Kragen Javier Sitaker, 2014-02-24 (7 minutes)

In Twingler, a generic data structure munger, Mark-Jason Dominus proposes a new broadly-useful DSL.

The problem


    [Chi, Ill],
    [NY, NY],
    [Alb, NY],
    [Spr, Ill],
    [Tr, NJ],
    [Ev, Ill],

he wants to easily write the transformation to DS1:

{ Ill => [Chi, Ev, Spr],
  NY  => [Alb, NY],
  NJ  => [Tr],

for example, or to any of DS2:

  Chi => Ill,
  NY => NY, 
  Alb => NY,
  Spr => Ill,
  Tr => NJ,
  Ev => Ill,


{ Ill => [Chi, Spr, Ev],
  NY  => [NY, Alb],
  NJ  => Tr,


{ Ill => 3,
  NY  => 2,
  NJ  => 1,

or DS4:

[ Chi, Ill, NY, NY, Alb, NY, Spr, Ill, Tr, NJ, Ev, Ill]

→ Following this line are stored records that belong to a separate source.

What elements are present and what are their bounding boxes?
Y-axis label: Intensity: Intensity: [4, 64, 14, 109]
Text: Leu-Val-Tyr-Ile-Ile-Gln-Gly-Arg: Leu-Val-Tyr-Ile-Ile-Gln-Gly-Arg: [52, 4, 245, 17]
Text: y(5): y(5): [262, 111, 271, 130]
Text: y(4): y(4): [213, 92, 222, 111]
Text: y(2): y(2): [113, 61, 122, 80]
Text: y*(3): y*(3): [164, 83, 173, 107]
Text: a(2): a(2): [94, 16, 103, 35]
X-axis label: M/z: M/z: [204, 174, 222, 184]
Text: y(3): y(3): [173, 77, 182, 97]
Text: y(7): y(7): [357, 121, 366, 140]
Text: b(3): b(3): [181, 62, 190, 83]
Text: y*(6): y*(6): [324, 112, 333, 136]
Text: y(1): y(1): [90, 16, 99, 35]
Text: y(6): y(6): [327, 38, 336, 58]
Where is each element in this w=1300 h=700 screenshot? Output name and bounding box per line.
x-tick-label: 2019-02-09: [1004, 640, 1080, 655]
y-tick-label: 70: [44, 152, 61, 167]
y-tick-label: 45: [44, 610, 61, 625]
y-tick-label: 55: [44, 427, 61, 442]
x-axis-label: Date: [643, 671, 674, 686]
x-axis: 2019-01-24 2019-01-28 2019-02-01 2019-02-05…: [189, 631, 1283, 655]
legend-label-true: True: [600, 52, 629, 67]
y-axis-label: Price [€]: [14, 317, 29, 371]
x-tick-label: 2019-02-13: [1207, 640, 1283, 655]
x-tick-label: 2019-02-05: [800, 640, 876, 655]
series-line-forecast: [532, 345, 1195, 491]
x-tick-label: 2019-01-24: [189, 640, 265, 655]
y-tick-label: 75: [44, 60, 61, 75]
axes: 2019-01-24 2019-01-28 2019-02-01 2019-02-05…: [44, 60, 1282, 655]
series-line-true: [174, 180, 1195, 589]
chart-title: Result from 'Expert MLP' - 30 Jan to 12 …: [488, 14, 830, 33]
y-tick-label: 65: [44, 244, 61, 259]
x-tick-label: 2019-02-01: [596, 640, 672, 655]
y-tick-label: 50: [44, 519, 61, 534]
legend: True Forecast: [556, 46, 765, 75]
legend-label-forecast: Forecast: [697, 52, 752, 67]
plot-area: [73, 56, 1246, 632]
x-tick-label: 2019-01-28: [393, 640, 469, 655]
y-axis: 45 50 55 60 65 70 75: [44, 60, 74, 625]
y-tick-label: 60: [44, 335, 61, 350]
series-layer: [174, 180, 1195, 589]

As a current example of how it is currently unnecessarily difficult to write the first transformation, he gives the Perl

my $out;
for my $pair (@$in) {
    push @{$out->{$pair->[0]}}, $pair->[1];
for my $k (keys %$out) {
    @{$out->{$k}} = sort @{$out->{$k}};

and suggests that even the abbreviated syntax

for pair (in.items) :
for list (out.values) :

is unnecessarily complicated.

MJD’s Twingler templates

he ends up suggesting

DS1: [ <[X,Y]> ]
DS2: { <X=>Y>  }
DS3: { <X => [<Y>]> }
DS4: [ <X, Y> ]

where <> is “ITERATE over the thing inside and make a list of the results,” like map in Perl or flatMap in Scala, and X and Y are the first two dimensions of a sort of adjacency matrix computed in an unspecified way from the original data:

        Ill        NY        NJ
Chi     X
NY              X
Alb             X
Spr     X
Tr                      X
Ev      X

...or two columns, I guess, considering the original data as an N-ary relation represented simply as a list-of-lists. (You could probably use the same or similar notation to specify how to reduce the original data to an N-ary relation.)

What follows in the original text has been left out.